The importance of Metabolic Syndrome lies in its close association with the risk of CVD and T2DM. Unfortunately its prevalence is increasing to epidemic proportions and the health care costs and burden are substantial. One of the most widely accepted definitions is that provided by the National Cholesterol Education Program guidelines, revised in 2004. In a recent meta-analysis, including 952.083 patients and carried out to assess the prognostic significance of MetS in cardiovascular disease, it was shown that MetS was associated with a BVT.2733 2-fold increase in cardiovascular outcomes and a 1.5-fold increase in all-cause mortality.

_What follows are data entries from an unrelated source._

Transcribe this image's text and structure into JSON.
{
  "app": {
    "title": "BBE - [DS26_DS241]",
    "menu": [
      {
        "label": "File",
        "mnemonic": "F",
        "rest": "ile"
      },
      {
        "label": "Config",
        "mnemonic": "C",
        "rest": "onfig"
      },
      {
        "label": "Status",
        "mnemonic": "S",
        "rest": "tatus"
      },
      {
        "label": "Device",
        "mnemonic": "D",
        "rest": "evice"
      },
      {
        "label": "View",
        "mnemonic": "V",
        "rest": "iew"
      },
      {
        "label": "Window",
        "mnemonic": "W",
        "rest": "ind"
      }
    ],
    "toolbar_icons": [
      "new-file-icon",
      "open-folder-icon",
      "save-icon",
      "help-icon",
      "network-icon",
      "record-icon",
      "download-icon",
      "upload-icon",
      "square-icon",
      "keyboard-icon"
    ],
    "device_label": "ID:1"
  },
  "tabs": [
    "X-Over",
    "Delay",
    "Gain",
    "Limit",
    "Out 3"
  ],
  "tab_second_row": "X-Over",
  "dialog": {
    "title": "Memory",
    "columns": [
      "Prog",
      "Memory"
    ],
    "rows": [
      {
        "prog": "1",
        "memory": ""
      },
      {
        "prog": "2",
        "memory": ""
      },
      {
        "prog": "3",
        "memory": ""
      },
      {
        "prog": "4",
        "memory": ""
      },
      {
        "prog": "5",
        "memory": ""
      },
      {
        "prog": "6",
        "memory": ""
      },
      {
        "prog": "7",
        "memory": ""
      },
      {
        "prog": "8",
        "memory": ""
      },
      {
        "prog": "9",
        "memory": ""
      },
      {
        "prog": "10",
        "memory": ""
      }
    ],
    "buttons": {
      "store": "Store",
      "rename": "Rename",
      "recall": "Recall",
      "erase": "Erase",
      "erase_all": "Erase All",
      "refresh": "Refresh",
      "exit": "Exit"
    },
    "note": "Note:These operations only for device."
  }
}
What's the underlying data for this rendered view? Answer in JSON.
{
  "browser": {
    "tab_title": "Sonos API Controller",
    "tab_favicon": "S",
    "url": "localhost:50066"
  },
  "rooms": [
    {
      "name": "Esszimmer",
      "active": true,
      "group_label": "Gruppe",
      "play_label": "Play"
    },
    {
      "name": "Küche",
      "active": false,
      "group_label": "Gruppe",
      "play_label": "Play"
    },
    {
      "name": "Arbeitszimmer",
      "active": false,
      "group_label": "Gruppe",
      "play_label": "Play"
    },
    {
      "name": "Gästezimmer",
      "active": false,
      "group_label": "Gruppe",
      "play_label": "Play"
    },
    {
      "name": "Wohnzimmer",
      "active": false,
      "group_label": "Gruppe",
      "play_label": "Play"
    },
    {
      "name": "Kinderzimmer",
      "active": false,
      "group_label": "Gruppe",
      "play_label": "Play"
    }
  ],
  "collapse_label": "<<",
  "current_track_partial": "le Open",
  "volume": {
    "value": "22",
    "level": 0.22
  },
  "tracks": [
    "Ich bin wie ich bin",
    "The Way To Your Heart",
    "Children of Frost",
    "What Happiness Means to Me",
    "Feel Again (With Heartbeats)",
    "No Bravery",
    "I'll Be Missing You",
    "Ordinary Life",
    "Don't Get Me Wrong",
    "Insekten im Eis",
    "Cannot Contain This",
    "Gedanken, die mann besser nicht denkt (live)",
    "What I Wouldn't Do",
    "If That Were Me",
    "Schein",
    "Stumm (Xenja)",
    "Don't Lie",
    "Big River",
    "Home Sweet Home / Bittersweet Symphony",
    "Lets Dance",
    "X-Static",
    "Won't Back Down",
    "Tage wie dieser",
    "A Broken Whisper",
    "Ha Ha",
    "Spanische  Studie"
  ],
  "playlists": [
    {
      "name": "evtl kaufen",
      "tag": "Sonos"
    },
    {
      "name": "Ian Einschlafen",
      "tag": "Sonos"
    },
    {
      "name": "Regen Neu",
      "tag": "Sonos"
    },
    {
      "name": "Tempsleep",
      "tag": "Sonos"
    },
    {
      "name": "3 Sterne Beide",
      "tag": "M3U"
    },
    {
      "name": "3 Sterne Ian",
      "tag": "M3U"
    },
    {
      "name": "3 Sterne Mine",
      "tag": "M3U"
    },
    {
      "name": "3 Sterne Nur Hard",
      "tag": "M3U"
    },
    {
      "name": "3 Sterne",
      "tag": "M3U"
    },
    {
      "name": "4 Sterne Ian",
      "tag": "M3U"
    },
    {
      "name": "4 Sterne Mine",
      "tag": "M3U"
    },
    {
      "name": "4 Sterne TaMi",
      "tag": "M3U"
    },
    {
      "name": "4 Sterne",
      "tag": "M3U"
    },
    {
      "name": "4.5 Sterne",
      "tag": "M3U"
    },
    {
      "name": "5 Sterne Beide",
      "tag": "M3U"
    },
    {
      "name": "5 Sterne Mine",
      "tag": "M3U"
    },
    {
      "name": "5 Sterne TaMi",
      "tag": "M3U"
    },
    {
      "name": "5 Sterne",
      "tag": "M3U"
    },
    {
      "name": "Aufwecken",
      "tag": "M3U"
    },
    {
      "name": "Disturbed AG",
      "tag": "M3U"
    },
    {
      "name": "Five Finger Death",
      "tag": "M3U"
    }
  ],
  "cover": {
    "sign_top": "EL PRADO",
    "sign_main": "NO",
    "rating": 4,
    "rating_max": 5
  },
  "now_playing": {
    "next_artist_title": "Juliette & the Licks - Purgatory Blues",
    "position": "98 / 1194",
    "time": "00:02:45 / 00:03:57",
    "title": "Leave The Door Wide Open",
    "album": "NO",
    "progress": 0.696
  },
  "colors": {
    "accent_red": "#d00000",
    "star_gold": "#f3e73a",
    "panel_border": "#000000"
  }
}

In turn, excluding the influence of the Darglitazone sodium salt presence of T2DM, this increased risk persists for cardiovascular mortality, acute myocardial infarction and stroke. These data confirmed previously published evidence. From a clinical point of view, there is a debate as to whether the MetS alone or its associated conditions are more important for CVD incidence and mortality or whether prevention and/or treatment of the MetS will reduce CVD incidence and mortality. In this regard, previous observations have reported that the presence of more components of MetS was associated with an increase in subclinical atherosclerosis, and incidence and mortality of coronary heart disease. In the same context, it has been suggested that, in healthy people, there is a relationship between MetS components and exacerbated postprandial lipemia, but there is still a lack of data in patients with CVD. Based on this previous evidence, our objective was to determine if MetS traits influence the postprandial lipemia of coronary patients, and whether this influence depends on the number of MetS criteria. Before starting the test, the patients had fasted for 12 hours and were asked to refrain from smoking during the fasting period and from alcohol intake during the preceding 7 days. They were also asked to avoid strenuous physical activity the day before the test was given. The patients arrived at the clinical center at 08:00 h. We measured anthropometric and blood pressure and biochemical measurements, took a fasting blood sample and under supervision, the patients ingested the fatty food meal. The breakfast was eaten in 20 min.